Implementation:DataExpert io Data engineer handbook Log aggregation
Overview
Log_aggregation is the main orchestration function for the Flink windowed aggregation pipeline. It sets up the execution environment, creates a watermarked Kafka source, creates two PostgreSQL sink tables, and runs two parallel windowed aggregation queries that compute per-host and per-host-per-referrer hit counts using 5-minute tumbling windows.
Type
API Doc
Source
aggregation_job.py:L80-131
Signature
def log_aggregation() -> None
Detailed Description
The log_aggregation function orchestrates the windowed aggregation pipeline through the following steps:
Step 1: Create the Execution Environment
env = StreamExecutionEnvironment.get_execution_environment()
env.set_parallelism(3)
env.enable_checkpointing(10)
Parallelism is set to 3 for throughput, and checkpointing is enabled at 10-millisecond intervals.
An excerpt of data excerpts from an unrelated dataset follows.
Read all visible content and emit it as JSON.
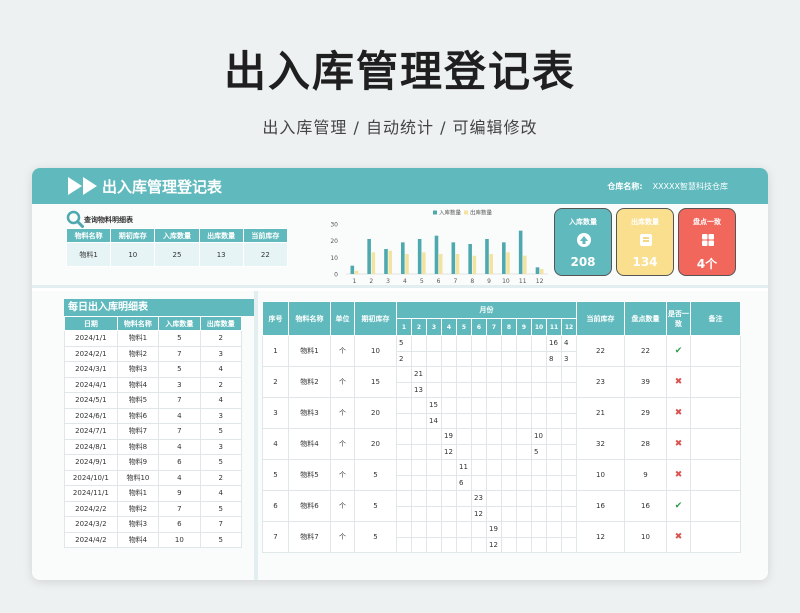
{
  "hero": {
    "title": "出入库管理登记表",
    "subtitle": "出入库管理  /  自动统计  /  可编辑修改"
  },
  "header": {
    "title": "出入库管理登记表",
    "warehouse_label": "仓库名称:",
    "warehouse_name": "XXXXX智慧科技仓库"
  },
  "query": {
    "label": "查询物料明细表",
    "columns": [
      "物料名称",
      "期初库存",
      "入库数量",
      "出库数量",
      "当前库存"
    ],
    "row": [
      "物料1",
      "10",
      "25",
      "13",
      "22"
    ]
  },
  "chart_data": {
    "type": "bar",
    "categories": [
      "1",
      "2",
      "3",
      "4",
      "5",
      "6",
      "7",
      "8",
      "9",
      "10",
      "11",
      "12"
    ],
    "series": [
      {
        "name": "入库数量",
        "values": [
          5,
          21,
          15,
          19,
          21,
          23,
          19,
          18,
          21,
          19,
          26,
          4
        ]
      },
      {
        "name": "出库数量",
        "values": [
          2,
          13,
          14,
          12,
          13,
          12,
          12,
          11,
          12,
          13,
          11,
          3
        ]
      }
    ],
    "ylim": [
      0,
      30
    ],
    "yticks": [
      0,
      10,
      20,
      30
    ],
    "legend": "top",
    "grid": false,
    "colors": [
      "#4ea9ae",
      "#f3e3a0"
    ]
  },
  "kpis": [
    {
      "label": "入库数量",
      "value": "208",
      "icon": "upload-icon",
      "color": "#5fb9bd"
    },
    {
      "label": "出库数量",
      "value": "134",
      "icon": "document-icon",
      "color": "#f9df8e"
    },
    {
      "label": "盘点一致",
      "value": "4个",
      "icon": "grid-icon",
      "color": "#f2675c"
    }
  ],
  "daily": {
    "title": "每日出入库明细表",
    "columns": [
      "日期",
      "物料名称",
      "入库数量",
      "出库数量"
    ],
    "rows": [
      [
        "2024/1/1",
        "物料1",
        "5",
        "2"
      ],
      [
        "2024/2/1",
        "物料2",
        "7",
        "3"
      ],
      [
        "2024/3/1",
        "物料3",
        "5",
        "4"
      ],
      [
        "2024/4/1",
        "物料4",
        "3",
        "2"
      ],
      [
        "2024/5/1",
        "物料5",
        "7",
        "4"
      ],
      [
        "2024/6/1",
        "物料6",
        "4",
        "3"
      ],
      [
        "2024/7/1",
        "物料7",
        "7",
        "5"
      ],
      [
        "2024/8/1",
        "物料8",
        "4",
        "3"
      ],
      [
        "2024/9/1",
        "物料9",
        "6",
        "5"
      ],
      [
        "2024/10/1",
        "物料10",
        "4",
        "2"
      ],
      [
        "2024/11/1",
        "物料1",
        "9",
        "4"
      ],
      [
        "2024/2/2",
        "物料2",
        "7",
        "5"
      ],
      [
        "2024/3/2",
        "物料3",
        "6",
        "7"
      ],
      [
        "2024/4/2",
        "物料4",
        "10",
        "5"
      ]
    ]
  },
  "main": {
    "columns": {
      "seq": "序号",
      "name": "物料名称",
      "unit": "单位",
      "opening": "期初库存",
      "month": "月份",
      "current": "当前库存",
      "counted": "盘点数量",
      "consistent": "是否一致",
      "remark": "备注"
    },
    "months": [
      "1",
      "2",
      "3",
      "4",
      "5",
      "6",
      "7",
      "8",
      "9",
      "10",
      "11",
      "12"
    ],
    "rows": [
      {
        "seq": "1",
        "name": "物料1",
        "unit": "个",
        "opening": "10",
        "in": [
          "5",
          "",
          "",
          "",
          "",
          "",
          "",
          "",
          "",
          "",
          "16",
          "4"
        ],
        "out": [
          "2",
          "",
          "",
          "",
          "",
          "",
          "",
          "",
          "",
          "",
          "8",
          "3"
        ],
        "current": "22",
        "counted": "22",
        "consistent": "✔",
        "status": "ok"
      },
      {
        "seq": "2",
        "name": "物料2",
        "unit": "个",
        "opening": "15",
        "in": [
          "",
          "21",
          "",
          "",
          "",
          "",
          "",
          "",
          "",
          "",
          "",
          ""
        ],
        "out": [
          "",
          "13",
          "",
          "",
          "",
          "",
          "",
          "",
          "",
          "",
          "",
          ""
        ],
        "current": "23",
        "counted": "39",
        "consistent": "✖",
        "status": "bad"
      },
      {
        "seq": "3",
        "name": "物料3",
        "unit": "个",
        "opening": "20",
        "in": [
          "",
          "",
          "15",
          "",
          "",
          "",
          "",
          "",
          "",
          "",
          "",
          ""
        ],
        "out": [
          "",
          "",
          "14",
          "",
          "",
          "",
          "",
          "",
          "",
          "",
          "",
          ""
        ],
        "current": "21",
        "counted": "29",
        "consistent": "✖",
        "status": "bad"
      },
      {
        "seq": "4",
        "name": "物料4",
        "unit": "个",
        "opening": "20",
        "in": [
          "",
          "",
          "",
          "19",
          "",
          "",
          "",
          "",
          "",
          "10",
          "",
          ""
        ],
        "out": [
          "",
          "",
          "",
          "12",
          "",
          "",
          "",
          "",
          "",
          "5",
          "",
          ""
        ],
        "current": "32",
        "counted": "28",
        "consistent": "✖",
        "status": "bad"
      },
      {
        "seq": "5",
        "name": "物料5",
        "unit": "个",
        "opening": "5",
        "in": [
          "",
          "",
          "",
          "",
          "11",
          "",
          "",
          "",
          "",
          "",
          "",
          ""
        ],
        "out": [
          "",
          "",
          "",
          "",
          "6",
          "",
          "",
          "",
          "",
          "",
          "",
          ""
        ],
        "current": "10",
        "counted": "9",
        "consistent": "✖",
        "status": "bad"
      },
      {
        "seq": "6",
        "name": "物料6",
        "unit": "个",
        "opening": "5",
        "in": [
          "",
          "",
          "",
          "",
          "",
          "23",
          "",
          "",
          "",
          "",
          "",
          ""
        ],
        "out": [
          "",
          "",
          "",
          "",
          "",
          "12",
          "",
          "",
          "",
          "",
          "",
          ""
        ],
        "current": "16",
        "counted": "16",
        "consistent": "✔",
        "status": "ok"
      },
      {
        "seq": "7",
        "name": "物料7",
        "unit": "个",
        "opening": "5",
        "in": [
          "",
          "",
          "",
          "",
          "",
          "",
          "19",
          "",
          "",
          "",
          "",
          ""
        ],
        "out": [
          "",
          "",
          "",
          "",
          "",
          "",
          "12",
          "",
          "",
          "",
          "",
          ""
        ],
        "current": "12",
        "counted": "10",
        "consistent": "✖",
        "status": "bad"
      }
    ]
  }
}
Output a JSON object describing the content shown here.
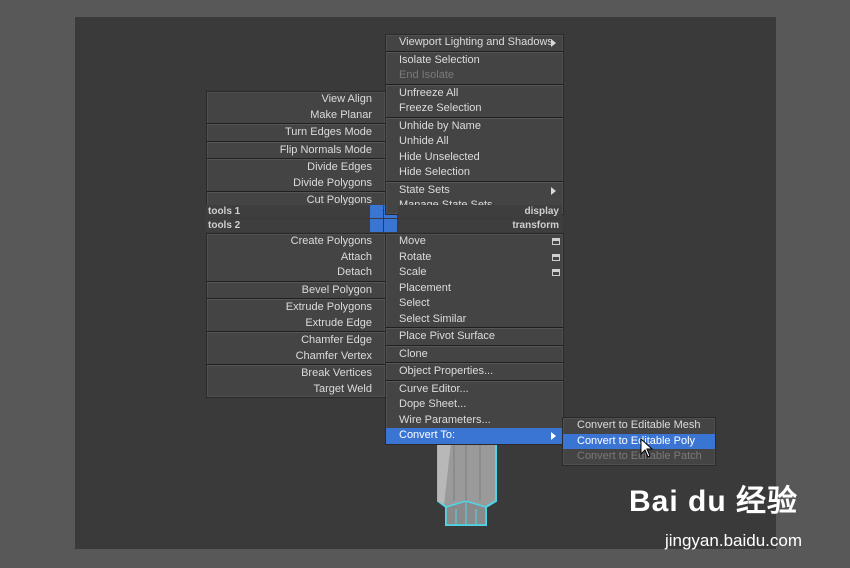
{
  "left_menu": {
    "groups": [
      [
        "View Align",
        "Make Planar"
      ],
      [
        "Turn Edges Mode"
      ],
      [
        "Flip Normals Mode"
      ],
      [
        "Divide Edges",
        "Divide Polygons"
      ],
      [
        "Cut Polygons"
      ]
    ],
    "quad_label_top": "tools 1",
    "quad_label_bottom": "tools 2",
    "groups_lower": [
      [
        "Create Polygons",
        "Attach",
        "Detach"
      ],
      [
        "Bevel Polygon"
      ],
      [
        "Extrude Polygons",
        "Extrude Edge"
      ],
      [
        "Chamfer Edge",
        "Chamfer Vertex"
      ],
      [
        "Break Vertices",
        "Target Weld"
      ]
    ]
  },
  "right_menu": {
    "items_upper": {
      "viewport_lighting": "Viewport Lighting and Shadows",
      "isolate_selection": "Isolate Selection",
      "end_isolate": "End Isolate",
      "unfreeze_all": "Unfreeze All",
      "freeze_selection": "Freeze Selection",
      "unhide_by_name": "Unhide by Name",
      "unhide_all": "Unhide All",
      "hide_unselected": "Hide Unselected",
      "hide_selection": "Hide Selection",
      "state_sets": "State Sets",
      "manage_state_sets": "Manage State Sets..."
    },
    "quad_label_top": "display",
    "quad_label_bottom": "transform",
    "items_lower": {
      "move": "Move",
      "rotate": "Rotate",
      "scale": "Scale",
      "placement": "Placement",
      "select": "Select",
      "select_similar": "Select Similar",
      "place_pivot_surface": "Place Pivot Surface",
      "clone": "Clone",
      "object_properties": "Object Properties...",
      "curve_editor": "Curve Editor...",
      "dope_sheet": "Dope Sheet...",
      "wire_parameters": "Wire Parameters...",
      "convert_to": "Convert To:"
    }
  },
  "submenu": {
    "items": [
      "Convert to Editable Mesh",
      "Convert to Editable Poly",
      "Convert to Editable Patch"
    ],
    "selected_index": 1,
    "disabled_index": 2
  },
  "watermark": {
    "logo": "Bai du 经验",
    "url": "jingyan.baidu.com"
  },
  "colors": {
    "highlight": "#3b75d4",
    "menu_bg": "#444444",
    "viewport_bg": "#3a3a3a",
    "object_outline": "#4fd6e8"
  }
}
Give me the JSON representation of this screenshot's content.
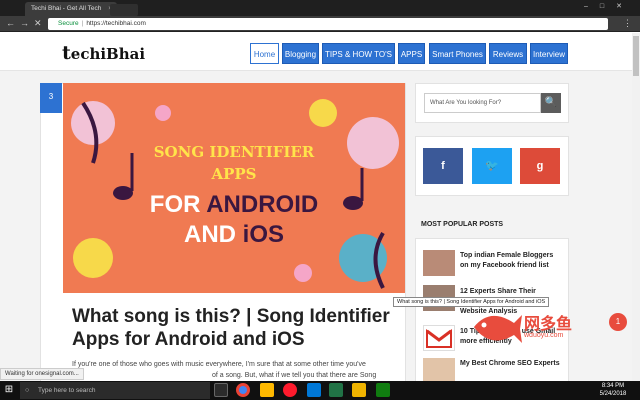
{
  "browser": {
    "tab_title": "Techi Bhai - Get All Tech",
    "tab_close": "×",
    "secure_label": "Secure",
    "url": "https://techibhai.com",
    "stop_label": "✕"
  },
  "site": {
    "logo_t": "t",
    "logo_rest": "echiBhai",
    "menu": [
      "Home",
      "Blogging",
      "TIPS & HOW TO'S",
      "APPS",
      "Smart Phones",
      "Reviews",
      "Interview"
    ]
  },
  "post": {
    "badge": "3",
    "hero": {
      "line1": "SONG IDENTIFIER",
      "line2": "APPS",
      "line3_a": "FOR ",
      "line3_b": "ANDROID",
      "line4_a": "AND ",
      "line4_b": "iOS"
    },
    "title": "What song is this? | Song Identifier Apps for Android and iOS",
    "excerpt_1": "If you're one of those who goes with music everywhere, I'm sure that at some other time you've",
    "excerpt_2": "of a song. But, what if we tell you that there are Song"
  },
  "tooltip": "What song is this? | Song Identifier Apps for Android and iOS",
  "sidebar": {
    "search_placeholder": "What Are You looking For?",
    "search_icon": "🔍",
    "social": [
      {
        "label": "f",
        "color": "#3b5998"
      },
      {
        "label": "🐦",
        "color": "#1da1f2"
      },
      {
        "label": "g",
        "color": "#dd4b39"
      }
    ],
    "popular_heading": "MOST POPULAR POSTS",
    "popular": [
      {
        "title": "Top indian Female Bloggers on my Facebook friend list"
      },
      {
        "title": "12 Experts Share Their"
      },
      {
        "title": "Website Analysis"
      },
      {
        "title": "10 Tips on How to use Gmail more efficiently"
      },
      {
        "title": "My Best Chrome SEO Experts"
      }
    ]
  },
  "status": "Waiting for onesignal.com...",
  "watermark": {
    "zh": "网多鱼",
    "en": "wduoyu.com",
    "notif": "1"
  },
  "taskbar": {
    "start_icon": "⊞",
    "search_placeholder": "Type here to search",
    "time": "8:34 PM",
    "date": "5/24/2018"
  }
}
Step 2: Create StreamTableEnvironment
t_env = StreamTableEnvironment.create(stream_execution_environment=env)
Step 3: Create Kafka Source with Watermark
The Kafka source table includes a watermark definition to handle late-arriving events:
event_timestamp AS TO_TIMESTAMP(event_time, 'yyyy-MM-dd''T''HH:mm:ss.SSSSSS'),
WATERMARK FOR event_timestamp AS event_timestamp - INTERVAL '15' SECOND
Step 4: Create Two PostgreSQL Sink Tables
Two sink tables are created:
| Sink Table | Columns | Purpose |
|---|---|---|
| processed_events_aggregated | event_hour TIMESTAMP(3), host VARCHAR, num_hits BIGINT | Per-host hit counts |
| processed_events_aggregated_source | event_hour TIMESTAMP(3), host VARCHAR, referrer VARCHAR, num_hits BIGINT | Per-host-per-referrer hit counts |
Step 5: Aggregation 1 -- Group by Window and Host
source_table.window(
Tumble.over(lit(5).minutes).on(col("event_timestamp")).alias("w")
).group_by(
col("w"), col("host")
).select(
col("w").start.alias("event_hour"),
col("host"),
col("host").count.alias("num_hits")
).execute_insert("processed_events_aggregated")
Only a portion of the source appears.